USAID partners with UNFPA on humanitarian efforts, providing more than $12.4 million to the agency’s Ukraine response in fiscal 2022.

But Gawande acknowledged that differing opinions on topics like abortion have been roadblocks — including delaying his own confirmation.

“I understand how difficult and contentious these issues remain,” Gawande said.

Funding changes can complicate long-term planning when donor countries have different priorities or resources.

The U.S. has prioritized funding census and data collection efforts in other countries, but if the U.S pulls out in the middle of a project, those efforts halt.

Efforts in Afghanistan to complete a social and demographic survey were cut short when the Trump administration pulled funding for the agency in 2017. UNFPA had received two initial sets of funding, but not the third allocation of about $5 million needed to finish the project.

Last Congress, lawmakers floated two avenues for the future of the UNFPA debate, though neither bill was taken up for a hearing or markup by the House Foreign Affairs Committee.

Rep.

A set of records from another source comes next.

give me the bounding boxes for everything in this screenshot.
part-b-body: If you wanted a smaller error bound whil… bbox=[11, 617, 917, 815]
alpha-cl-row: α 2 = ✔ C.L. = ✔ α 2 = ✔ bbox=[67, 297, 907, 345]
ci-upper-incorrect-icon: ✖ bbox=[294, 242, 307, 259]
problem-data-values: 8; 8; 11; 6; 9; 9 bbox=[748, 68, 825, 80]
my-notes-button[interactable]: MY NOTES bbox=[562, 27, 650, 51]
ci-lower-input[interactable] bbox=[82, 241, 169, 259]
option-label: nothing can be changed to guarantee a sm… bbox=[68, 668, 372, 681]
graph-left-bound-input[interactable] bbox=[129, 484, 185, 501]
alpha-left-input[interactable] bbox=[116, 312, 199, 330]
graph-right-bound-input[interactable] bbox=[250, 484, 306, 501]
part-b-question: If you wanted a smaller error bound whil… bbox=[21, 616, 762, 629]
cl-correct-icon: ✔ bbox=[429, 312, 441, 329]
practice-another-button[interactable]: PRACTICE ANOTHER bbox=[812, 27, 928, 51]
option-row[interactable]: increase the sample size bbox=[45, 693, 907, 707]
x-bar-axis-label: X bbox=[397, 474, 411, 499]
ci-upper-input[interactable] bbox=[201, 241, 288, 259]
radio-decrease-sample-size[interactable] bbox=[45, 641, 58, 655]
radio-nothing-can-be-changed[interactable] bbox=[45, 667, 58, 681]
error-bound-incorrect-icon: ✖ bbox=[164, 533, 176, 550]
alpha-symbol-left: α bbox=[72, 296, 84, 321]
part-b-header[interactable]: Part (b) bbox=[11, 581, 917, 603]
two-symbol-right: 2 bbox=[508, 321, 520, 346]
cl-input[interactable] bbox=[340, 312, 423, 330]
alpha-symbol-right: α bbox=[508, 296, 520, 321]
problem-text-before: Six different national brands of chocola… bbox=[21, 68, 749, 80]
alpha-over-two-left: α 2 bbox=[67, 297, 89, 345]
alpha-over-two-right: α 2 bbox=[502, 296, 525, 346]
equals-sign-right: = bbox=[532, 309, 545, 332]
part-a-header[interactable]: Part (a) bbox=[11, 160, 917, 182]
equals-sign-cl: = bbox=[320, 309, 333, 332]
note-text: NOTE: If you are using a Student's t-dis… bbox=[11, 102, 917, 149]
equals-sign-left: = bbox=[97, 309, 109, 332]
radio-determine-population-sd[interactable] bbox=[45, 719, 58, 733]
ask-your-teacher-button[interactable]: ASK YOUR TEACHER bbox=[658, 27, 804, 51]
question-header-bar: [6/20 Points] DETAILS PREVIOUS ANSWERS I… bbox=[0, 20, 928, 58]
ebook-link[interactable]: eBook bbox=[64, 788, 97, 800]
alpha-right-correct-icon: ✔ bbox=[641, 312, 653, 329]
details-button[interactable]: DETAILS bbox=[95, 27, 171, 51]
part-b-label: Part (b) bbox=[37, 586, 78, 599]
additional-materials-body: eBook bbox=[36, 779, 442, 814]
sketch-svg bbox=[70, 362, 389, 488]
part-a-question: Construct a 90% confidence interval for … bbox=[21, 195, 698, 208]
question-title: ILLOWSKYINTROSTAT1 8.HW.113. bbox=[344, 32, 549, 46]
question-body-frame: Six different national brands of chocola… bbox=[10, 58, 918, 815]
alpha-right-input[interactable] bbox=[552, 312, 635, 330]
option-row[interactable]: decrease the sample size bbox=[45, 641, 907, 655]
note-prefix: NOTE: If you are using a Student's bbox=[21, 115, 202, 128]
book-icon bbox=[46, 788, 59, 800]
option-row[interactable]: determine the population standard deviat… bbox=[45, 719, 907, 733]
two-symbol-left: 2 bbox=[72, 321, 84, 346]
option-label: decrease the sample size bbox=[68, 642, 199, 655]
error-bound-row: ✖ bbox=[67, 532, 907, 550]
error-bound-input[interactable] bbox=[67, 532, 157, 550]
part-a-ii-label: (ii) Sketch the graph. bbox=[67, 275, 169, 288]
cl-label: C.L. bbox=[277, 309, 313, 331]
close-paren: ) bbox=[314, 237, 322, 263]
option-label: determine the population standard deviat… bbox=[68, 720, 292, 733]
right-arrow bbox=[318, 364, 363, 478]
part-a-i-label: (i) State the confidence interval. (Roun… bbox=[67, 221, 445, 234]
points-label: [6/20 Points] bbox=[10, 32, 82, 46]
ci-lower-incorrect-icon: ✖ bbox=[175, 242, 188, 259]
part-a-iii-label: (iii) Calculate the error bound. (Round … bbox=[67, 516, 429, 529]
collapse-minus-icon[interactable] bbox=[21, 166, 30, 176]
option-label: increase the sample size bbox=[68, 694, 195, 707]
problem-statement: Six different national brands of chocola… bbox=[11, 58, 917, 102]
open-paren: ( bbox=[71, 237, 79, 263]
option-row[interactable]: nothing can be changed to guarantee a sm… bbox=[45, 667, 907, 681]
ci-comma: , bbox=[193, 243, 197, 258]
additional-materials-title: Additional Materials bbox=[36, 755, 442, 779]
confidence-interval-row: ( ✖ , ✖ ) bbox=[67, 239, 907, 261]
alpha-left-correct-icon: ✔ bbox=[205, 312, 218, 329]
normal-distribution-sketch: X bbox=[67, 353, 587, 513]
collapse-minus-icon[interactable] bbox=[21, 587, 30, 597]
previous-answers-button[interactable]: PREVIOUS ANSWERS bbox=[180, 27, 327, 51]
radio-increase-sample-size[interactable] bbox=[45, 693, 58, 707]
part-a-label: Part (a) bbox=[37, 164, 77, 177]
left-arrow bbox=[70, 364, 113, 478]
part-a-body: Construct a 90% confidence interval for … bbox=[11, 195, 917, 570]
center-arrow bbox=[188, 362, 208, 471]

Chrissy Houlahan, D-Pa., introduced legislation that would authorize UNFPA funding for five years. She intends to reintroduce it this year. Rep. Chip Roy, R-Texas, previously introduced legislation that would ban federal funding from supporting the UNFPA.

The U.S. is not alone in its contribution fluctuations, but funding changes from other countries are mainly limited to widespread budget sequestration rather than a focus on the agency itself.

In 2021, the United Kingdom scaled back funding for UNFPA supplies by 85 percent — a surprise from a country that had otherwise been a “bedrock donor,” per UNFPA’s executive director, Natalia Kanem.

Lindsay Northover, a Liberal Democrat member of the U.K. House of Lords, said that at the time the U.K. was the largest contributor, causing a big impact in terms of supplies.

“A sudden change like that is absolutely unacceptable. We’re a wealthy country,” Northover said. “Now, cross-party working has brought that back up again to some degree, but not matching where it was before. And so that is the challenge that we face at the moment.”

The Russia-Ukraine war has also increased currency volatility, especially in European countries, which Kanem said has made it difficult to budget the value of their coffers.

“We’re all worried about the knock-on effects of the very strong dollar,” Kanem said. “It’s a very volatile situation, and politics is a big part of it.”

Vallese said other U.N. member states in the past have tried to step up their contributions to compensate for global policy fluctuations, as have private donors.

“Of course, it’s never the same, because we know the U.S. plays a big role,” said Vallese. “But it’s also preparedness and contingency planning to the extent possible, but definitely it’s an issue.”